Jetzt....
Liebe/r
So erinnern wir uns: Nach einem Tiefschlaf, erwachen wir erfrischt!
Nicht das wir tatsächlich geschlafen hätten! Das, was uns Bewusstsein gibt, ist
jederzeit vorhanden, auch wenn wir zutiefst abhandengekommen scheinen, und vielleicht mit der Frage erwachen: „Wo war ich?“
Am wichtigsten für uns, ist natürlich die energetische Freude, die uns nach einem Tiefschlaf in den Tag begleitet.
Wir führen sie ganz einfach auf die Erholung zurück, und gehen in unseren Tag, als wenn das völlig „normal“ wäre.
Das ist es
natürlich auch, obwohl es am Leben insgesamt nichts „Normales“ gibt.
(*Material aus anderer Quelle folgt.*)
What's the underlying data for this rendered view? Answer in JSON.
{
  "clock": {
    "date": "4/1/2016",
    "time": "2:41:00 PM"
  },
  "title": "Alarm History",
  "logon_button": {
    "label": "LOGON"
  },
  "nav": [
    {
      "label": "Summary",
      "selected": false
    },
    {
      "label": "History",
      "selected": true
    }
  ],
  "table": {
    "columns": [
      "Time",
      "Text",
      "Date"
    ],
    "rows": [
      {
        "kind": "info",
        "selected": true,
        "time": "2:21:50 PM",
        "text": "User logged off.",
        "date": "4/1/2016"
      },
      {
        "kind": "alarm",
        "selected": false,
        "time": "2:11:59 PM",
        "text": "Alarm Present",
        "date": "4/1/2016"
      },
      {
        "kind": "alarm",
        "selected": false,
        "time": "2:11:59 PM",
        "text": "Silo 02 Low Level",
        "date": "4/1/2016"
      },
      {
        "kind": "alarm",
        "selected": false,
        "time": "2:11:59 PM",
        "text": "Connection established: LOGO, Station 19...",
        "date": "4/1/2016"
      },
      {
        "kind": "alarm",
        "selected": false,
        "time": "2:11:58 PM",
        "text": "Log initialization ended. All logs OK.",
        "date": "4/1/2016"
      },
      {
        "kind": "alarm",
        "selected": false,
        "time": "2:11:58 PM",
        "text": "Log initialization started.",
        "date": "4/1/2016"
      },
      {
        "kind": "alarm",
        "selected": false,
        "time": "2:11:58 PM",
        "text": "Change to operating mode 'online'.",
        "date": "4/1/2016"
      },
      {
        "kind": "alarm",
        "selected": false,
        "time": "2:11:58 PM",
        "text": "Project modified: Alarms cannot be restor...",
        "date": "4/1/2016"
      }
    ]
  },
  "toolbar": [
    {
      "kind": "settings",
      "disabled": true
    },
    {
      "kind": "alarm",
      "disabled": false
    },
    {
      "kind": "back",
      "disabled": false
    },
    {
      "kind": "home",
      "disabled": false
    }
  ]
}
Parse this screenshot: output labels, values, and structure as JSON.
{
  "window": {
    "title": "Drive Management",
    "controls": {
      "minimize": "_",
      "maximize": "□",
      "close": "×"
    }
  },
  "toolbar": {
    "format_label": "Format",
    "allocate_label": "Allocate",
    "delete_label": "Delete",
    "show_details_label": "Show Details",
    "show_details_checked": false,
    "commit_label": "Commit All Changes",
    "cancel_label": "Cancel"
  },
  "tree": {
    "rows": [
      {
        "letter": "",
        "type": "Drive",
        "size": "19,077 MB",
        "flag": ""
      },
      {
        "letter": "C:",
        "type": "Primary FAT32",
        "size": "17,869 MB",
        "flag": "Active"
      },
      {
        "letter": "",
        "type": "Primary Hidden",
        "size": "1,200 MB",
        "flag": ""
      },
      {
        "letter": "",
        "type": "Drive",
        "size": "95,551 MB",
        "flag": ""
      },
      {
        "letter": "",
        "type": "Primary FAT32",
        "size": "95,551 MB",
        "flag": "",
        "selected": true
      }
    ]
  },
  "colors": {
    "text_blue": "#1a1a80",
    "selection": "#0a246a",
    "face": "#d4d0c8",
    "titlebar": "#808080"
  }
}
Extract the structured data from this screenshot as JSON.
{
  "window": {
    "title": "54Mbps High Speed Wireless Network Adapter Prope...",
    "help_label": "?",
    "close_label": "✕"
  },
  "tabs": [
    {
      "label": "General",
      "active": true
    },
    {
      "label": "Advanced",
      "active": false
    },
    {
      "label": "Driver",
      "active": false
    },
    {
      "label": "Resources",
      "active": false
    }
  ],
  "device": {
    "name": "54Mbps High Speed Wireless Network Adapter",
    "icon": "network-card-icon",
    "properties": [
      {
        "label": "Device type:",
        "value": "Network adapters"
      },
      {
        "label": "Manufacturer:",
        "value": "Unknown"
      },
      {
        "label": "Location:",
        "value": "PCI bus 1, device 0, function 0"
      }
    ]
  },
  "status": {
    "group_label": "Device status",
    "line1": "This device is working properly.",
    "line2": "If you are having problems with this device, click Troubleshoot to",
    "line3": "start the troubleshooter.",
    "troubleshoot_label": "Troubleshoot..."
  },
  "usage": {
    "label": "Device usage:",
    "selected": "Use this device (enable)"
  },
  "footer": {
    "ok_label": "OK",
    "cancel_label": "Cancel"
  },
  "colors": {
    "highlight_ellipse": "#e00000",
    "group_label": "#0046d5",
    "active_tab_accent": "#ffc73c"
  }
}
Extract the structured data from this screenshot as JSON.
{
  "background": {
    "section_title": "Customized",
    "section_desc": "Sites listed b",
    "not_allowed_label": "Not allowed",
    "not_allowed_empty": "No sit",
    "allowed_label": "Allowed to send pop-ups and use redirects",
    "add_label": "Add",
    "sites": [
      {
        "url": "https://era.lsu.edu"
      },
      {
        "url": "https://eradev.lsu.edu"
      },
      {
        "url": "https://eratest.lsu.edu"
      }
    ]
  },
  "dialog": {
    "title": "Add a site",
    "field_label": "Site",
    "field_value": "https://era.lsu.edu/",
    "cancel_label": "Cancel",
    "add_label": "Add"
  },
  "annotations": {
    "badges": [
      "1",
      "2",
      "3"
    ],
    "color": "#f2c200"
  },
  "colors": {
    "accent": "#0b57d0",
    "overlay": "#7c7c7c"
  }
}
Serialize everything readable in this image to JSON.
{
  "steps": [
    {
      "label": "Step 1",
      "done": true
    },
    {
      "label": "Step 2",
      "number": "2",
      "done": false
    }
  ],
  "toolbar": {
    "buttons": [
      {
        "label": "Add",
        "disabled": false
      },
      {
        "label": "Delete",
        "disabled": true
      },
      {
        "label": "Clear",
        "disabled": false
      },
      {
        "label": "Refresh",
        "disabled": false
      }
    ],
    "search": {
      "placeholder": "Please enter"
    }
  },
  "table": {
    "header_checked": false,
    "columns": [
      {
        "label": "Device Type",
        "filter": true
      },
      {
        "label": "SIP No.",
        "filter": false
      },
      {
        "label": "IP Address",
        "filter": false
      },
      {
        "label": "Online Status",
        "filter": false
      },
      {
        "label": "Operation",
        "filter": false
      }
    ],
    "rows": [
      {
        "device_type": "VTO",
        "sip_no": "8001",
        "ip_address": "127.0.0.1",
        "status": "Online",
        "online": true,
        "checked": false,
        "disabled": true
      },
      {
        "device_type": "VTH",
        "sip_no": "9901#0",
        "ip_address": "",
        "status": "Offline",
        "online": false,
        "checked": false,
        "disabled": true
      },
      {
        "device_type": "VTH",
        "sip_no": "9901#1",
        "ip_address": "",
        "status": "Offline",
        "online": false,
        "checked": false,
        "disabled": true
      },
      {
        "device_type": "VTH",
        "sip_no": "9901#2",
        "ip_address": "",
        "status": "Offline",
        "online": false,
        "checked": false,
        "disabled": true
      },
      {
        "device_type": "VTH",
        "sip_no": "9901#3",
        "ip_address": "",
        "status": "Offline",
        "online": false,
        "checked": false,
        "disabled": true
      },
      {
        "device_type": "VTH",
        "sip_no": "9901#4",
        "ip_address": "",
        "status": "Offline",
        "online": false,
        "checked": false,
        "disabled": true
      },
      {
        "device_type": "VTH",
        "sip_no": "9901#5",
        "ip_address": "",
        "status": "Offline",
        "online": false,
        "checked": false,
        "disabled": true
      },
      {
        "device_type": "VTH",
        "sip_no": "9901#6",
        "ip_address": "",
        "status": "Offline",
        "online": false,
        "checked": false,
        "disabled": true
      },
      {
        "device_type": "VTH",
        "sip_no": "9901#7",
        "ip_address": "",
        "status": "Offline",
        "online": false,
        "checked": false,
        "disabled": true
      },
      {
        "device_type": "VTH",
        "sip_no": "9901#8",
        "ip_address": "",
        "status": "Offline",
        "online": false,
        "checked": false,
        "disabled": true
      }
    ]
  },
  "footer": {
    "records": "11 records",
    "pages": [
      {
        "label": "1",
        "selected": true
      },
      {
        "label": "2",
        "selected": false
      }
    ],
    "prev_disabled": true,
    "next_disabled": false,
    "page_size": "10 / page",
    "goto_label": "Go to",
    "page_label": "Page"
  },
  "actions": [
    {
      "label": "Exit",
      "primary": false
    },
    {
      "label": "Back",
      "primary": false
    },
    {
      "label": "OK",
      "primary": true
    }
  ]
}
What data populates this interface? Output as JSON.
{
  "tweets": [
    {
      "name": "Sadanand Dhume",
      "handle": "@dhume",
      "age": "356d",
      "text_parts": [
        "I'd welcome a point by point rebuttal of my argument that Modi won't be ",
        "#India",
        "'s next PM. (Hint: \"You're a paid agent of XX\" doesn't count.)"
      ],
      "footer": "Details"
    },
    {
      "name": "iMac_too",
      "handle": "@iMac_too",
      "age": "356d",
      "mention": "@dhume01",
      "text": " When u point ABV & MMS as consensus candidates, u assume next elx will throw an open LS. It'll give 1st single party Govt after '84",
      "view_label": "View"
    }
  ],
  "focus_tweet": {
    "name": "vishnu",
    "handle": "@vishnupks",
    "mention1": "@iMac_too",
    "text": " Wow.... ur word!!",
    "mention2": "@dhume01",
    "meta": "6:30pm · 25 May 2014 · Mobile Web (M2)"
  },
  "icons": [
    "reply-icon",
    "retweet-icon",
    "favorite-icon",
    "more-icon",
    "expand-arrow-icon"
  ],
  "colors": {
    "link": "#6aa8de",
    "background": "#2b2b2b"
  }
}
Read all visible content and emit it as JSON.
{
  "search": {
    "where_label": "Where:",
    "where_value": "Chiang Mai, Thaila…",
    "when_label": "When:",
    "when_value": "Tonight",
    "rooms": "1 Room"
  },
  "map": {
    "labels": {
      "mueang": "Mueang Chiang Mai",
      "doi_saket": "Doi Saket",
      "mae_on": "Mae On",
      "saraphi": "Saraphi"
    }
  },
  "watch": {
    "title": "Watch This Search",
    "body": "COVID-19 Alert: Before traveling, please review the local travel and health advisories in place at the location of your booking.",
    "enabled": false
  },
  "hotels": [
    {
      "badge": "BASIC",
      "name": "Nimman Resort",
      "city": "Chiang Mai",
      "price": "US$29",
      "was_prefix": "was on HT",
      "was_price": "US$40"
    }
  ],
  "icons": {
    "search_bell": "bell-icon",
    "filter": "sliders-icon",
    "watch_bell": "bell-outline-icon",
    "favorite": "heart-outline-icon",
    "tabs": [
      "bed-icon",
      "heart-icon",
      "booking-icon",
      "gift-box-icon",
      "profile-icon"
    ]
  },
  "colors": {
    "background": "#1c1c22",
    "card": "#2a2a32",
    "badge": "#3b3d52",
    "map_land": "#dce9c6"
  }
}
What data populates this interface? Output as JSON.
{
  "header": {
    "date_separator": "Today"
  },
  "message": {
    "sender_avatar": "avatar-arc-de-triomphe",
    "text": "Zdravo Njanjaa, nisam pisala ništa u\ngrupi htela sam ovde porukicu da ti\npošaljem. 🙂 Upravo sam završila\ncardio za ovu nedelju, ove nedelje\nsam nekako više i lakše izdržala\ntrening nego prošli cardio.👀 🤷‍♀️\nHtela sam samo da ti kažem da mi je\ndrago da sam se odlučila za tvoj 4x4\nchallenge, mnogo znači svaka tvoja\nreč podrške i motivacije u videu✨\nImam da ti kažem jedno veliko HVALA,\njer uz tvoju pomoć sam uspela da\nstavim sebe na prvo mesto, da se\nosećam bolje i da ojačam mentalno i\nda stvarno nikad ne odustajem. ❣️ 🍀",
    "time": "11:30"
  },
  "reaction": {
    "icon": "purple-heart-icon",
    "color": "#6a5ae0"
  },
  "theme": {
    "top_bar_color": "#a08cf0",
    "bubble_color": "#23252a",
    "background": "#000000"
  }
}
Ein Wissenschaftler aus dem Bereich der Biologie verglich die „Entstehung des Menschen“ einmal folgendermaßen:
„Der Vergleich eines Wirbelsturms, welcher das Chaos eines Schrottplatzes heimsucht, um auf der anderen Seite des Platzes eine Boing 747 zur Schau zu stellen, ist, gemessen an der Komplexität eines menschlichen Wesens,
durchaus gerechtfertigt!“
Selbst die für uns Menschen nicht nachvollziehbaren Zeiträume unserer Entstehung, bieten keine Erklärung dafür das es uns gibt!
An den Wurzeln jeglicher Erscheinung unserer Welt, und damit auch von uns selbst, liegt ein bisher unverständliches Muster, dessen immer wieder neue Manifestation in Pflanzen, Tieren und Dingen, allen Grund gibt des Staunens nicht müde zu
werden.
Nun könnte man annehmen, dass ein dauerhaftes Staunen zur Erschöpfung führt. Und das tut es auch, solange das Staunen, und damit die Freude über den Zustand an Gedanken gebunden ist.
Kommt es (das Staunen) jedoch aus der Stille des Tiefschlafs, oder gar aus der mutmaßlich geförderten Stille des Gebets oder der Meditation, erfüllt es unser ganzes Sein mit frischen Energien, die zur Anwendung zu
bringen, einen gewünschten Lebensinhalt hervorbringt.
Wir sind also bereits angekommen!
Es gibt keinen Grund nach etwas zu suchen, was in der Formulierung Mensch schon vorhanden ist. Allein die wiederholte Entdeckung bringt uns Schritt für Schritt in den Genuss ein erfülltes Leben zu führen.
Dafür ist die Erinnerung notwendig, weil wir
gelernt haben, die Welt durch einen Schleier von Gedanken zu sehen, deren Wirkung es ist, sie so erscheinen zu lassen, wie es die programmierte Geschichte erzählt.
Selbst die Geschichte als manipuliert zu akzeptieren, fällt wahrscheinlich einigen von uns eher schwer! Genau das ist es jedoch, was in der allgemein akzeptierten Geschichte unserer Vergangenheit hervorgehoben wird.
Zum Beispiel: Schulen
welche die Ausbildung arbeitender Familien von denen denkender Berufe trennt.
Solche Beispiele bewusster Einflussnahme von Gruppen der Gesellschaft gibt es viele.
„Die sogenannte „Vertreibung aus dem Paradies“ beschreibt den Einsatz erster Gedanken und die In-Fragestellung dessen, was bewertungsfrei ist.